When I saw them perform there had been a gap of around four months, so I wondered how they might have changed. When I heard it last, La Roar's voice had huge potential. Shankland's technique was playful, and varied between supportive chords to dazzling sections of solo material. However, they had a slight lack of confidence which held back the vocals, in particular. So I was wondering if anything had changed.

They had, and had changed a lot. When la Roar opened her mouth to sing, I knew the changes were profound. Her voice has grown not only in quality and timbre, especially with her deeper range; but new confidence means she's willing to take a risk, interspersing scat into standards like Cole Porter's "Love For Sale." Not only that, she sings each number with her own distinctive twists and quirks, making them different from a standard performance.

Shankland tinkers away in the background, occasionally emerging with his own deliciously disruptive interludes which la Roar can (usually) read before he starts them. There is real communication between the two, and affection which engages the audience. Almost subliminally, the listener was presented with improvisation slotted right in amongst standards like Duke Ellington's "Black and Tan," but the duo are careful, and very aware of their audience.

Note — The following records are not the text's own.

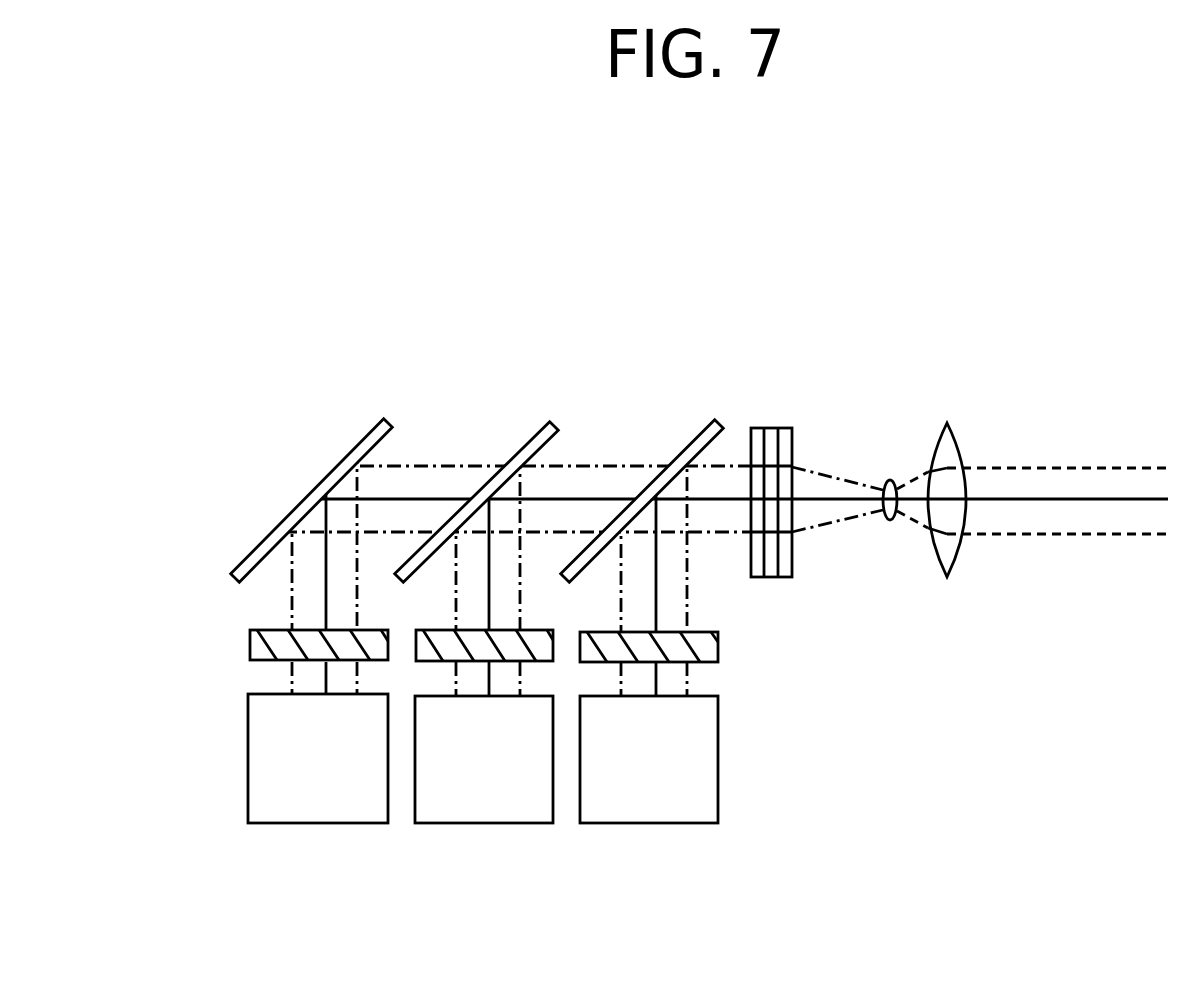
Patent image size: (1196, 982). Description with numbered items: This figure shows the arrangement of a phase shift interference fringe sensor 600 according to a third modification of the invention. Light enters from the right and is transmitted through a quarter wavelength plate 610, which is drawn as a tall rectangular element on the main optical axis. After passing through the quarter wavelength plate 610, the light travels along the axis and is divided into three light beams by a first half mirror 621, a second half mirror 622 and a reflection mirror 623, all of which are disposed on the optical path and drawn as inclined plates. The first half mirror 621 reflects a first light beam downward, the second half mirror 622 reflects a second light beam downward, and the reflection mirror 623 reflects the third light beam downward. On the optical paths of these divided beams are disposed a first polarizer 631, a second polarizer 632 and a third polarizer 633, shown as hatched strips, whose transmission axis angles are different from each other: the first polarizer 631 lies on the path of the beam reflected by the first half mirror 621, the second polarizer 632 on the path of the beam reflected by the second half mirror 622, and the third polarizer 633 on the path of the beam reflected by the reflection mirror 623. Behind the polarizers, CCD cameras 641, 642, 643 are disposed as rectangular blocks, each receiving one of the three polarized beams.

The phase shift interference fringe sensor 600 is at (869, 330).
The quarter wavelength plate 610 is at (785, 429).
The first half mirror 621 is at (690, 438).
The second half mirror 622 is at (530, 440).
The reflection mirror 623 is at (363, 438).
The first polarizer 631 is at (718, 648).
The second polarizer 632 is at (528, 632).
The third polarizer 633 is at (250, 645).
The CCD camera 641 is at (648, 815).
The CCD camera 642 is at (485, 815).
The CCD camera 643 is at (315, 815).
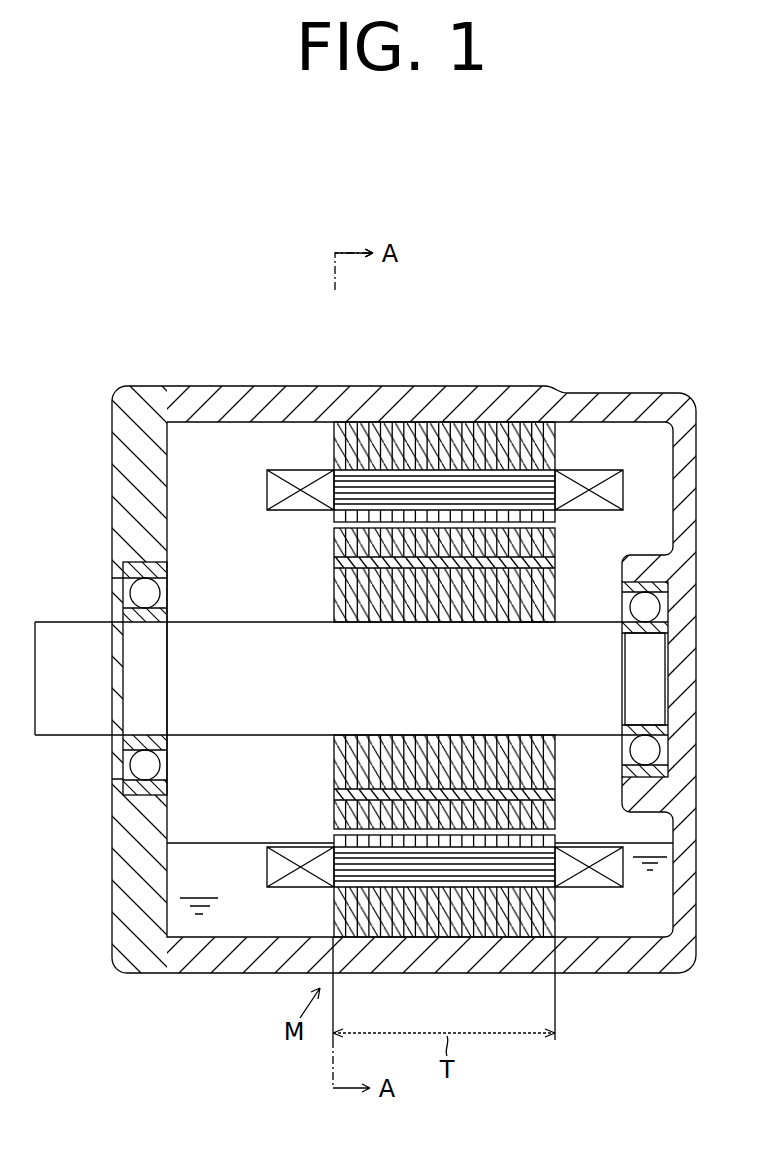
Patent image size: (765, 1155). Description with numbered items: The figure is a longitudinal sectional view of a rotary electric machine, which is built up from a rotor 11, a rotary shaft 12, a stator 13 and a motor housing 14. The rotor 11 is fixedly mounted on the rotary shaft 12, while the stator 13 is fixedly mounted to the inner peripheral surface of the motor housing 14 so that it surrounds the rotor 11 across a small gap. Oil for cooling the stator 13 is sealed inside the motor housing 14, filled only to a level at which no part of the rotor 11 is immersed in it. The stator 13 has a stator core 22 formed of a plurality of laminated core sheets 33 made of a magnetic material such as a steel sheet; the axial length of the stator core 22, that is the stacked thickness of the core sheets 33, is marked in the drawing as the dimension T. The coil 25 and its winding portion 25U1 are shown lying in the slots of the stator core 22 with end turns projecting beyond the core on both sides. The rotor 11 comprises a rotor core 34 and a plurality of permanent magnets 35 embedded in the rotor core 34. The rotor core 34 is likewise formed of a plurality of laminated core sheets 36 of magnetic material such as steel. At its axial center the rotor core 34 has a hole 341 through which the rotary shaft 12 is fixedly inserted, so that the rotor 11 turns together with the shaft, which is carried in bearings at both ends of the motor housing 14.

The rotor 11 is at (392, 678).
The rotary shaft 12 is at (215, 735).
The stator 13 is at (445, 603).
The motor housing 14 is at (170, 974).
The stator core 22 is at (444, 627).
The coil 25 is at (445, 602).
The U-phase coil 25U1 is at (390, 480).
The core sheets 33 is at (491, 424).
The rotor core 34 is at (390, 678).
The permanent magnets 35 is at (335, 563).
The core sheets 36 is at (335, 545).
The hole 341 is at (540, 637).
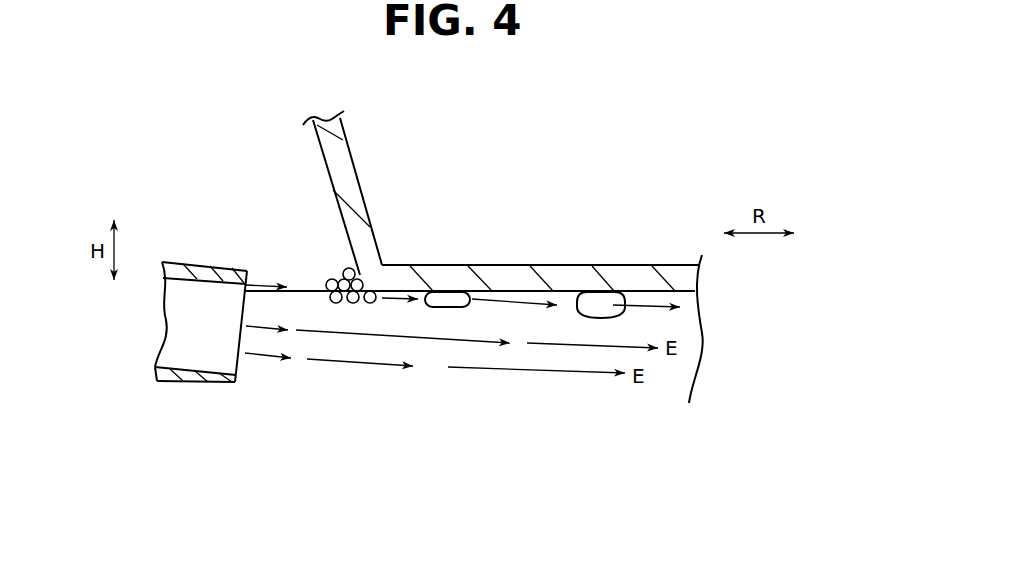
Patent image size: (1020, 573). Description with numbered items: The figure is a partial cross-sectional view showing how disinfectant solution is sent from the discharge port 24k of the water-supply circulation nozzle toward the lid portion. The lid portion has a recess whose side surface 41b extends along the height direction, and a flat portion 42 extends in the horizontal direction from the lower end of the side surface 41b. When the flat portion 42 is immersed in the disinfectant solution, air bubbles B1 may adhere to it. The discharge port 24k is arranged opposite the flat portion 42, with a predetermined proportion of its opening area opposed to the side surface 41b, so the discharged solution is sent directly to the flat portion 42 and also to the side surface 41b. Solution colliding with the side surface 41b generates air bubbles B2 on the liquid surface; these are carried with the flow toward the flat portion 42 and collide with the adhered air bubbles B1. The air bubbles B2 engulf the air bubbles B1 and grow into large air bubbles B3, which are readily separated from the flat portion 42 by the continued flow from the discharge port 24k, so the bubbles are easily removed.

The side surface 41b is at (320, 162).
The flat portion 42 is at (567, 294).
The discharge port 24k is at (240, 367).
The air bubbles B2 is at (336, 268).
The air bubbles B1 is at (449, 299).
The large air bubbles B3 is at (600, 300).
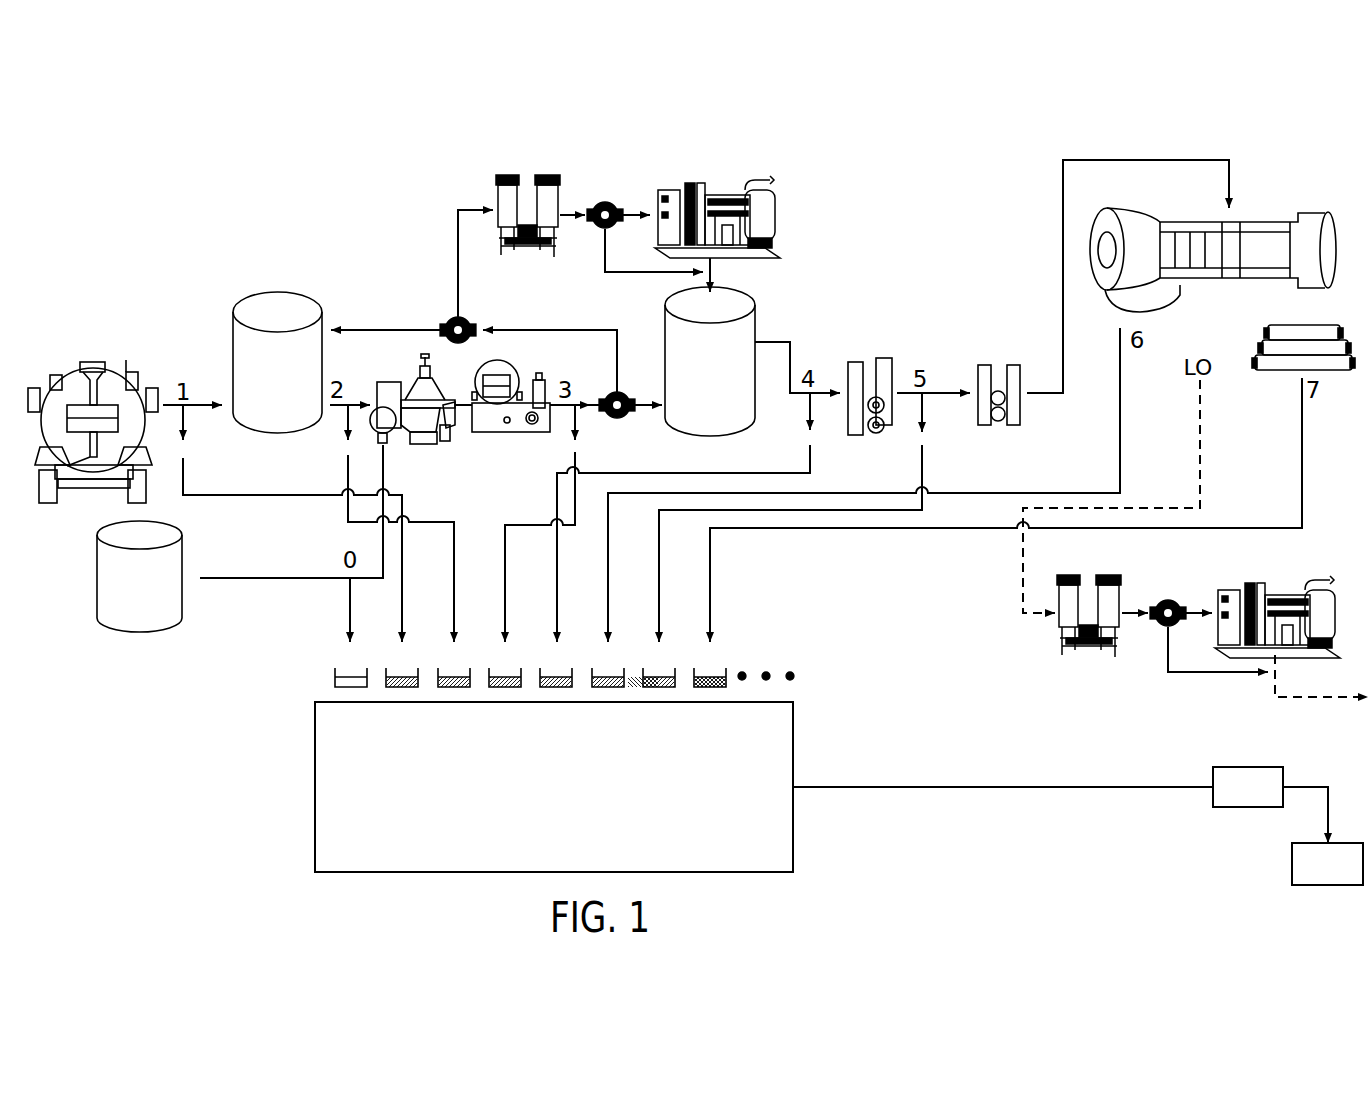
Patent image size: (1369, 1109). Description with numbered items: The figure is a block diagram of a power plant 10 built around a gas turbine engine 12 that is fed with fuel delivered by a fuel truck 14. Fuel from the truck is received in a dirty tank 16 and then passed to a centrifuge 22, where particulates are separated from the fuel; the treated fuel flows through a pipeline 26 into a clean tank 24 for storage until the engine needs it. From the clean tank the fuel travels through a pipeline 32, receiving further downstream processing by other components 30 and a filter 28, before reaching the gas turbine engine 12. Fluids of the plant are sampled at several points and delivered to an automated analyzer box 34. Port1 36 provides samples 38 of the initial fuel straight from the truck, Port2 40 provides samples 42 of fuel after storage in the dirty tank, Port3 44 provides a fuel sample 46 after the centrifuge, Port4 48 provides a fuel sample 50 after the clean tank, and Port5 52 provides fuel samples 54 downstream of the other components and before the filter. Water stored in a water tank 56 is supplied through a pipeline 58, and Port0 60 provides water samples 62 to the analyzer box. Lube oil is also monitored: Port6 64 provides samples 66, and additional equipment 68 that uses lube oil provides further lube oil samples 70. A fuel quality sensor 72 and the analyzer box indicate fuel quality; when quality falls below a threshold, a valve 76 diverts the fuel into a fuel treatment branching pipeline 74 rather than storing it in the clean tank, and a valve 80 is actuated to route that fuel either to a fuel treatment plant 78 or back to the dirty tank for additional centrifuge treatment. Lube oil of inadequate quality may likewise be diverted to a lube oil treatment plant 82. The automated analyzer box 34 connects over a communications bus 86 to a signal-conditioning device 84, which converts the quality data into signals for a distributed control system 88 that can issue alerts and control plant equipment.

The power plant 10 is at (1015, 142).
The gas turbine engine 12 is at (1262, 222).
The fuel truck 14 is at (92, 322).
The dirty tank 16 is at (276, 300).
The centrifuge 22 is at (402, 385).
The clean tank 24 is at (725, 305).
The pipeline 26 is at (648, 396).
The filter 28 is at (988, 362).
The other components 30 is at (890, 356).
The pipeline 32 is at (778, 340).
The automated analyzer box 34 is at (795, 735).
The Port1 36 is at (185, 430).
The samples 38 is at (396, 658).
The Port2 40 is at (342, 428).
The samples 42 is at (446, 658).
The Port3 44 is at (572, 388).
The fuel sample 46 is at (498, 658).
The Port4 48 is at (810, 366).
The fuel sample 50 is at (550, 658).
The Port5 52 is at (922, 365).
The fuel samples 54 is at (601, 658).
The water tank 56 is at (178, 530).
The pipeline 58 is at (280, 576).
The Port0 60 is at (348, 548).
The water samples 62 is at (345, 660).
The Port6 64 is at (1150, 338).
The samples 66 is at (652, 658).
The additional equipment 68 is at (1305, 325).
The lube oil samples 70 is at (704, 658).
The fuel quality sensor 72 is at (505, 363).
The fuel treatment branching pipeline 74 is at (585, 312).
The valve 76 is at (612, 420).
The fuel treatment plant 78 is at (778, 208).
The valve 80 is at (452, 320).
The lube oil treatment plant 82 is at (1305, 655).
The signal-conditioning device 84 is at (1250, 767).
The communications bus 86 is at (995, 755).
The distributed control system 88 is at (1292, 865).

Playing in a hotel bar, even one as large as Scarf's is difficult because people are in conversation and may expect background music, even from a live band. However, many stopped mid-sentence as La Roar and Shankland soared, engaged with the music and almost other-worldly sense of communication the two shared of what the other was going to do. This evening, they also had with them Ed Jones on sax. Jones has played with various bands including Incognito, and his supportive sax underpinned many numbers. Something special happens when la Roar and Shankland perform —and the atmosphere is very positive. In the future, they look to concentrate on developing la Roar's 'vocalese' where she takes a section within a song and adds her own vocal accents, words—whatever comes into her head at that time, a form of improvisation yet within limitations both intriguing and unique. This pair do not see themselves classified in any single genre, though obviously they have to adapt their performance to the venue. They plan to develop more improvisational style and this is working its way into their performances. Sometimes, a listener is left wondering exactly what genre they are playing in, which this pleases the pair as it makes listeners think.

They are willing co-conspirators in making music broader, and discovering that their style and presentation draws an ever increasing hub of regular listeners. Someone once said "remember where you heard the names first." I would like to add, in the case of la Roar and Shankland, "remember I told you about them first."